L’ancien chef d’État sud-africain a centré sa présentation sur l’échec des mouvements de libération à obtenir une véritable liberté, qu’il qualifie de purement « formelle ».
Il a blâmé une classe politique africaine souvent instrumentalisée par des puissances externes pour servir leurs propres intérêts, et a pointé du doigt ce qu’il considère comme des clauses d’indépendance négociées historiquement en défaveur de l’Afrique.
« L’Afrique appartient aux Africains », a martelé Jacob Zuma. Il a insisté sur la nécessité pour les peuples africains de se réunir pour trouver les moyens de libérer le continent de toute forme d’oppression et d’établir des mécanismes de réparation pour les torts subis.
Le panel a également bénéficié de l’éclairage historique du Dr Serge Noël Ouédraogo, maître de conférences en Histoire contemporaine à l’Université Joseph Ki-Zerbo. Le Dr Ouédraogo a remonté l’origine de la précarité économique africaine à la Conférence de Berlin, qui a formalisé le partage et la prédation du continent.

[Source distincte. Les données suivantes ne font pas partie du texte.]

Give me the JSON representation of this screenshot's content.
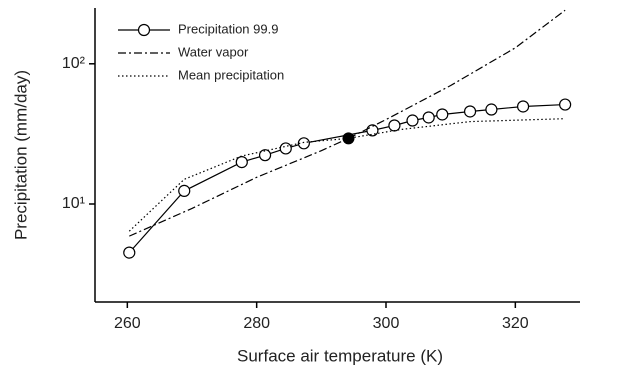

Selon lui, cette exploitation coloniale, caractérisée par le pillage des ressources économiques, naturelles, culturelles et humaines, s’est muée en un néocolonialisme caractérisé par une « forme insidieuse de domination économique ».
L’enseignant-chercheur a encouragé l’Afrique et sa diaspora à privilégier le principe du partenariat gagnant-gagnant, citant en exemple l’approche des dirigeants de la Confédération AES (Alliance des États du Sahel).
Représentée par le Dr Arikana Chihombori, la délégation d’afrodescendants présente s’est engagée à soutenir la dynamique de libération et à contribuer à une meilleure représentation de l’Afrique sur la scène internationale.